The honor of a lifetime

Faculty members Don Truhlar and David Kohlstedt join National Academy of Sciences

By Deane Morrison

If the U.S. Senate is, as it has been called, "the most exclusive club in the world," the National Academy of Sciences must be the second. It elects members from the cream of the the country's scientific crop, and this year it added two from the University of Minnesota: Don Truhlar, chemistry, and David Kohlstedt, geology and geophysics.

In receiving an honor many scientists consider next to the Nobel Prize, neither Truhlar nor Kohlstedt would take full credit. Instead, both insisted that their accomplishments were possible only because of the caliber of the graduate students they worked with.

Whatever the secret of their success, here's a glimpse at their contributions to science.

Doping the Earth

In making ceramic materials, adding trace amounts of impurities a process called doping can vastly improve a material's performance. The Earth, says Kohlstedt, does the same thing with the rock lying far below the surface. The impurity it adds to the rock? Plain old water.

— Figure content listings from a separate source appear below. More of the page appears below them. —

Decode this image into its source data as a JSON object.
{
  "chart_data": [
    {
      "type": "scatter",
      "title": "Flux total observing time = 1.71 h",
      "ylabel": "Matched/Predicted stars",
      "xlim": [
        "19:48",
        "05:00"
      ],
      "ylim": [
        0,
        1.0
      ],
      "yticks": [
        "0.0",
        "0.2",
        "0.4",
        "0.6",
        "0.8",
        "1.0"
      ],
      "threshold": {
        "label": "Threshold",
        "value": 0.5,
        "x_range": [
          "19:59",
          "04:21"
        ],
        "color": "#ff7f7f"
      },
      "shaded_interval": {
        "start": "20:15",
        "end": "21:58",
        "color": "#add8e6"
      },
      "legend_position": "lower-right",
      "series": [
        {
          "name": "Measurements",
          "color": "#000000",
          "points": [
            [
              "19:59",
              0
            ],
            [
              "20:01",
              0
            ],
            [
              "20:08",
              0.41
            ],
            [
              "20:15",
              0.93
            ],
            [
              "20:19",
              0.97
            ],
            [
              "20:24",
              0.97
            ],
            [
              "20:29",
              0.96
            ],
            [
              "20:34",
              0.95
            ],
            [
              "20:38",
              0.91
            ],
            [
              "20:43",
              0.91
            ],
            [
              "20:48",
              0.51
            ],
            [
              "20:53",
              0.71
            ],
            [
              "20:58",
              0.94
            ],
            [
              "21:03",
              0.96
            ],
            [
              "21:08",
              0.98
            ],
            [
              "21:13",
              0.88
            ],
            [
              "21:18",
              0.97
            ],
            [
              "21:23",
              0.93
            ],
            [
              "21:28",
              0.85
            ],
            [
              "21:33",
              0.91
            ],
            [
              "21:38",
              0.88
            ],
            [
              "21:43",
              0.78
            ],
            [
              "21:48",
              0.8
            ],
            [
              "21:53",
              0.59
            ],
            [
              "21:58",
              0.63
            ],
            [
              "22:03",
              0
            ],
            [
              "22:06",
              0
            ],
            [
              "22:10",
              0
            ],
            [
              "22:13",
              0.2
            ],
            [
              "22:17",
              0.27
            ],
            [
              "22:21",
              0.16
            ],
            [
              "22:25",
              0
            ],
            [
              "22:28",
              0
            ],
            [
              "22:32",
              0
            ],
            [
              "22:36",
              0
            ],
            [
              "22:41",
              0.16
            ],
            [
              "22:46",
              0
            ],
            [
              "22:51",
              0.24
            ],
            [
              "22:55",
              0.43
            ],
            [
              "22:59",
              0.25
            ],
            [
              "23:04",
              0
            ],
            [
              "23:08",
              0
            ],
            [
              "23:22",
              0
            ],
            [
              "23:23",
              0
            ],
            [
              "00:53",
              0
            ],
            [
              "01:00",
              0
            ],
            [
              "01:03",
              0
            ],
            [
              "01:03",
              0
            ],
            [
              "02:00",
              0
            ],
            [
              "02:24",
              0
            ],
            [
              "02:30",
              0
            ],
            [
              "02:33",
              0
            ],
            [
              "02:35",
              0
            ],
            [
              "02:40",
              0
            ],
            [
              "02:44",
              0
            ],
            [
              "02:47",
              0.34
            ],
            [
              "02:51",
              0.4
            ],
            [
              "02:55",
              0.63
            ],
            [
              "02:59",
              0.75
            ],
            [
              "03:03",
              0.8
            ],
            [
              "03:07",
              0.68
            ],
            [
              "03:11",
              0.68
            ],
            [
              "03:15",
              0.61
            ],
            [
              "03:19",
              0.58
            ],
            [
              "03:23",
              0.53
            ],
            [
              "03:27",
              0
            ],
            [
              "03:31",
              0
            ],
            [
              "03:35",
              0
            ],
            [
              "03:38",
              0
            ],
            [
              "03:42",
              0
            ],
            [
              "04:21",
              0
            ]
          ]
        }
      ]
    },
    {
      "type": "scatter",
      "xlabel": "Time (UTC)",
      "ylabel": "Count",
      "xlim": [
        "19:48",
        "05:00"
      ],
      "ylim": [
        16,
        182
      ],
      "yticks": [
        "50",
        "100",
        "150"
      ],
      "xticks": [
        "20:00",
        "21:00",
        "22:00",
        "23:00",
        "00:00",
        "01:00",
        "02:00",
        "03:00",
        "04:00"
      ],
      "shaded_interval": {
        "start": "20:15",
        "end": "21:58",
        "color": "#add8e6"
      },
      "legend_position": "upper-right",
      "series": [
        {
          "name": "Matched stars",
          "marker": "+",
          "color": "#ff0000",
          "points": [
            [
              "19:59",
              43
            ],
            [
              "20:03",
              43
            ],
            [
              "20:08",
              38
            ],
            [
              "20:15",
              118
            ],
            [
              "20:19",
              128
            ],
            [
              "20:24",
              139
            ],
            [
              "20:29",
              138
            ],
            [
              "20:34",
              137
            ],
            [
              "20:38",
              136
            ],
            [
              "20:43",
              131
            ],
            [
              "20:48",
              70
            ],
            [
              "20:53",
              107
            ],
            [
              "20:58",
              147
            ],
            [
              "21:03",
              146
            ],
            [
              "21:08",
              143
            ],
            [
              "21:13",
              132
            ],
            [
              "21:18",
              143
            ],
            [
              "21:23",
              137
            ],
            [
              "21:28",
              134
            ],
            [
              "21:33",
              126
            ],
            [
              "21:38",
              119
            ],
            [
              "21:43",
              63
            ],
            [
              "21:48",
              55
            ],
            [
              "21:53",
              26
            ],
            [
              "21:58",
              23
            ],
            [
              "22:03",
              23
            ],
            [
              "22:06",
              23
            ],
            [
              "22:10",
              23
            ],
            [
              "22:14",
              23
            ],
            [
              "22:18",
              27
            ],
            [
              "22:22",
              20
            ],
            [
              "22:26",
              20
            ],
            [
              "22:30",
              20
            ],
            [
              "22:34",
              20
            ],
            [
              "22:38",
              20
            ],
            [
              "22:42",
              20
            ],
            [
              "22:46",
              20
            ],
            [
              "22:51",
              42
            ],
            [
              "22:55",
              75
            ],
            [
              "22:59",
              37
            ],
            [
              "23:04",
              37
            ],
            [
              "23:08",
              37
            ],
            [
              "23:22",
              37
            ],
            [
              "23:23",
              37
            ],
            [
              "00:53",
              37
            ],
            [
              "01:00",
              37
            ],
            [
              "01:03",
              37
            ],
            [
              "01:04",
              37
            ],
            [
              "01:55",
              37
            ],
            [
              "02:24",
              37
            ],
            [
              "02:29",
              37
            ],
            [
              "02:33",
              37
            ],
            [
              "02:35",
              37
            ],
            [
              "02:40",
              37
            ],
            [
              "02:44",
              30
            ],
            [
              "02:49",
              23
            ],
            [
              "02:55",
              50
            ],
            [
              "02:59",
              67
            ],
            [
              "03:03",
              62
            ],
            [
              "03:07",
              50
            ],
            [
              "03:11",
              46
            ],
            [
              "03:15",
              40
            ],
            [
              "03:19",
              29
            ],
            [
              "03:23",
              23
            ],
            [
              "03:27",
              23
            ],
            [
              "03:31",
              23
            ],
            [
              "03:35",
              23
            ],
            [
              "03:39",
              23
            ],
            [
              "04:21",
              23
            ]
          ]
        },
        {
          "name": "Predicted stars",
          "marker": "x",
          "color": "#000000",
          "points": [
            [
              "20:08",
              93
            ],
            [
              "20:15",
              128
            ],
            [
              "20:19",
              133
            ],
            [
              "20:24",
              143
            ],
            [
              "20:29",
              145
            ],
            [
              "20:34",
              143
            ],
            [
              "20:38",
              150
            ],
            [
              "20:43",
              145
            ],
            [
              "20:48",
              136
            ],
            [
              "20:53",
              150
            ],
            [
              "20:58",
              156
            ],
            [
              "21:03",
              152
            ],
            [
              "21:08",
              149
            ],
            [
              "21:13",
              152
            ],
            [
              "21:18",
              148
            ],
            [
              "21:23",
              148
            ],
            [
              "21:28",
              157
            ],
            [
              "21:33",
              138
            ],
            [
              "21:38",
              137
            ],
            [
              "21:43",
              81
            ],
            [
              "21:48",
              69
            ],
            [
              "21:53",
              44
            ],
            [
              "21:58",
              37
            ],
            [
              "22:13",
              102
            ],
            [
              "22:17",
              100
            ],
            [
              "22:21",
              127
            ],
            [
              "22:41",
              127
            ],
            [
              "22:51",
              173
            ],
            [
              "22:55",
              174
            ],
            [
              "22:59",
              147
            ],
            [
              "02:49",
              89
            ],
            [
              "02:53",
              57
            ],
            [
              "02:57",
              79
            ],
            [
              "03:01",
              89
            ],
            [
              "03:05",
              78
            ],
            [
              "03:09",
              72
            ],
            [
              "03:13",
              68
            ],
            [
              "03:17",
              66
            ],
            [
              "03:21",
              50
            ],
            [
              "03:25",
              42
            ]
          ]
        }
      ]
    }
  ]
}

The hydrogen in water "has a huge influence, especially on the strength of the rock and how easily it can be made to flow, even while it remains solid," states Kohlstedt, an I.T. Distinguished Professor and head of the University's Winchell School of Earth Sciences. "The hydrogen weakens the rock."

Lying above weakened rock, plates of the Earth's crust and uppermost mantle can move around relatively freely. Called plate tectonics, movements of these surface plates open up seams where heat from the mantle can escape, usually through the formation of volcanoes or fissures. While volcanoes can cause a lot of damage, plate tectonics allows the Earth to reshape its crust a little at a time, avoiding global disaster.

Not so on Venus. Kohlstedt has argued that no plate tectonic movements occur on our sister planet because it is too hot to keep water in either its rocks or its atmosphere. Consequently, heat from the interior builds up in the strong, dry surface rocks until they break up and catastrophically flip over.

And it's largely atoms of hydrogen the tiniest of atoms that stand between Earth and a similar fate, Kohlstedt has found.

Consider what's happening in the Mid-Atlantic Ridge, a chain of undersea mountains being pushed up from underneath by upwardly mobile molten rock. For a long time, geophysicists wondered how deep melted rock could rise the 60-90 miles to Earth's surface quickly enough to forestall the catastrophic overturn of crust seen on Venus.

In his laboratory, Kohlstedt subjected rocks to the high temperatures and pressures of Earth's mantle. He discovered that as these extreme conditions deform the upper mantle, upward-pointing ribbons, or channels, of partially melted rock form in it.

"They act like superhighways," he says. "Molten rock is less dense than solid rock, so melt moves rapidly through these channels."

The channels form in part due to the presence of hydrogen, which lowers the melting point of the rock by several hundred degrees, Kohlstedt notes. Once melt begins to form in the deforming mantle rock, it segregates into melt-rich channels that become fluid avenues for transporting heat.

Kohlstedt is this year's winner of the Murchison Medal of the Geological Society of London, which lauds him and his research group as, among other things, without doubt the world leaders in framing our modern understanding of the spectacular effects that water and melt have on the [ease of flow] of rocks in the lower crust and upper mantle.

It all computes

At first glance, Truhlar's work may seem inaccessibly complex: finding practical methods of using quantum mechanics to compute the rates at which chemical reactions occur. But the importance of his work becomes clear from a consideration of what happens when a drug enters a person's body.

"A drug must arrive at the site of biological action to perform its intended task," says Truhlar, a Regents Professor. "But a drug may react with other things in the body and get destroyed, and so become unable to do its job. Or, it may react in such a way as to produce toxic side effects." Being able to predict such chemical reactions beforehand can help scientists design drugs to maximize their effectiveness while minimizing side effects.

The beauty of Truhlar's work is that his methods work for scientists studying all kinds of chemical reactions, including those that can't be run in a laboratory. For example, chemical reactions between pollutants and ozone high in the atmosphere occur at temperatures too low to work with directly. But by applying Truhlar's theories, scientists can extrapolate to conditions in the upper atmosphere and calculate the reaction rates.

"Don is developing methods that can be applied to problems we don't even know about today," says Jeffrey Roberts, chemistry department chair. "He is one of the most cited chemists in the world."

As director of the University's Supercomputing Institute from 1988 to 2006, Truhlar made its resources available to a broad group of faculty, including those who use high-performance computing as an adjunct to their work rather than as its focus. An associate editor of the world's premier chemical journal, he has won the American Chemical Society awards for computational chemistry and physical chemistry and the Schroedinger Medal of the World Association of Theoretical and Computational Chemistry.